The major offshore shipbuilding specialists, whether Singaporean Sembcorp or Korea's Samsung have already mourned new contracts. The former has reduced its workforce from 20,000 to 850 employees in its construction sites, and the latter has revised downwards the possibilities of large contracts on production units normally to be decided in 2020.
As in 2014, the entire upstream exploration sector is expected to suffer in the first place. Seismic and drilling have never really resumed since 2014. The last delivery of a seismic vessel was in April 2017, with the Oruc Reis funded by the Turkish government, and no orders have been recorded since 2014. Ditto for drilling vessels. While there are still about fifteen of these drillships ordered before 2014 in the construction sites, only a handful had to be actually delivered.
Capacity
In drilling, overcapacity remains the norm and always prevents the resumption of orders. According to data from the American consultant Wood Mackenzie, the proportion of drillships in operation is only 56% on 117 vessels, 57% in semi-submersible platforms on 123 units, and 57% in jack-up platforms on 540 units.

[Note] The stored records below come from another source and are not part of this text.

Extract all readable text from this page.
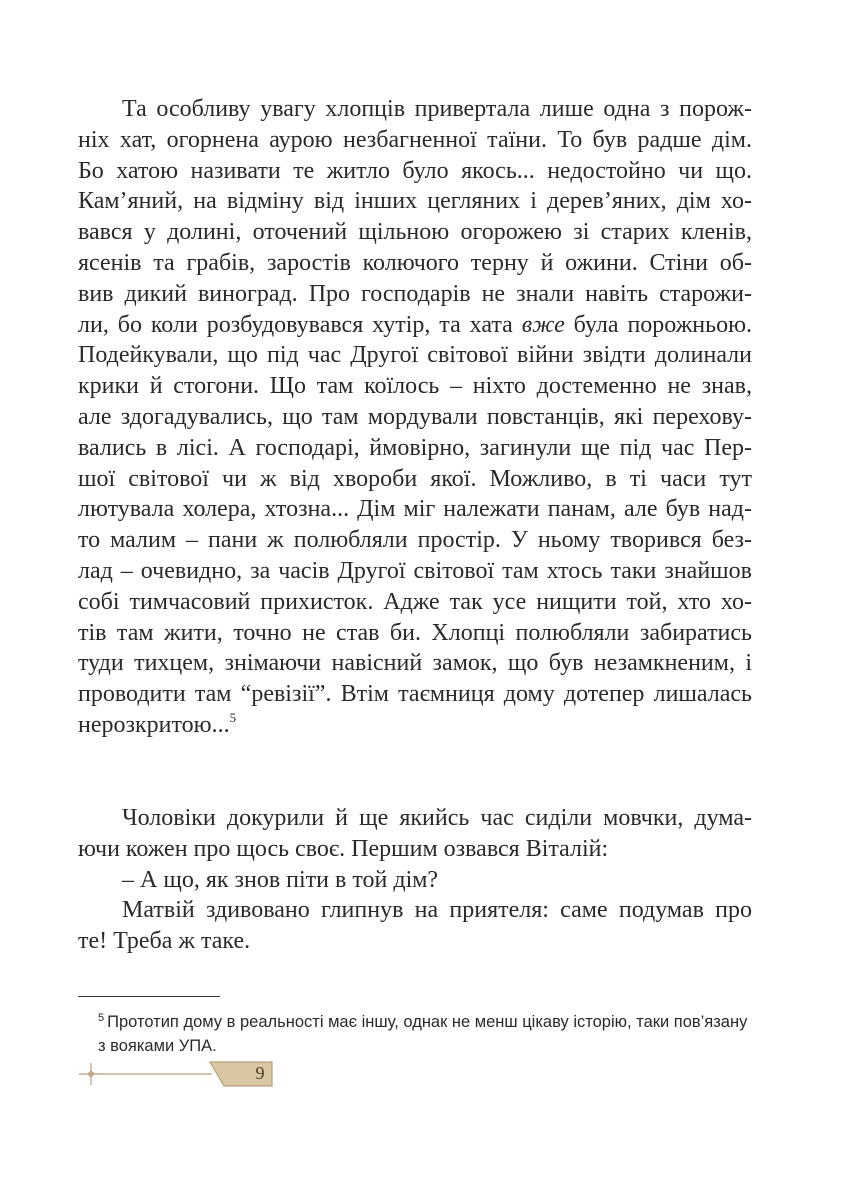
Та особливу увагу хлопців привертала лише одна з порож-
ніх хат, огорнена аурою незбагненної таїни. То був радше дім.
Бо хатою називати те житло було якось... недостойно чи що.
Кам’яний, на відміну від інших цегляних і дерев’яних, дім хо-
вався у долині, оточений щільною огорожею зі старих кленів,
ясенів та грабів, заростів колючого терну й ожини. Стіни об-
вив дикий виноград. Про господарів не знали навіть старожи-
ли, бо коли розбудовувався хутір, та хата вже була порожньою.
Подейкували, що під час Другої світової війни звідти долинали
крики й стогони. Що там коїлось – ніхто достеменно не знав,
але здогадувались, що там мордували повстанців, які перехову-
вались в лісі. А господарі, ймовірно, загинули ще під час Пер-
шої світової чи ж від хвороби якої. Можливо, в ті часи тут
лютувала холера, хтозна... Дім міг належати панам, але був над-
то малим – пани ж полюбляли простір. У ньому творився без-
лад – очевидно, за часів Другої світової там хтось таки знайшов
собі тимчасовий прихисток. Адже так усе нищити той, хто хо-
тів там жити, точно не став би. Хлопці полюбляли забиратись
туди тихцем, знімаючи навісний замок, що був незамкненим, і
проводити там “ревізії”. Втім таємниця дому дотепер лишалась
нерозкритою...$^5$
Чоловіки докурили й ще якийсь час сиділи мовчки, дума-
ючи кожен про щось своє. Першим озвався Віталій:
– А що, як знов піти в той дім?
Матвій здивовано глипнув на приятеля: саме подумав про
те! Треба ж таке.
$^5$ Прототип дому в реальності має іншу, однак не менш цікаву історію, таки пов’язану
з вояками УПА.
9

If we look at the opposite downstream of the sector and in particular FPSO (floating production storage and offloading), the situation is quite different. Between 2014 and 2020, the fleet of these new FPSOs or from converted former tankers increased from 151 to 204 units. Brazilian offshore led the way with 20 new FPSOs introduced in six years, followed by Asia excluding China (+15), the North Sea (+9) and West Africa (+4).
Dix-eight FPSOs are still on order today, nine in conversion and nine new builds. Changes in the price of crude oil can slow down or delay investment decisions, the deep offshore embodied by these FPSOs is not yet on land.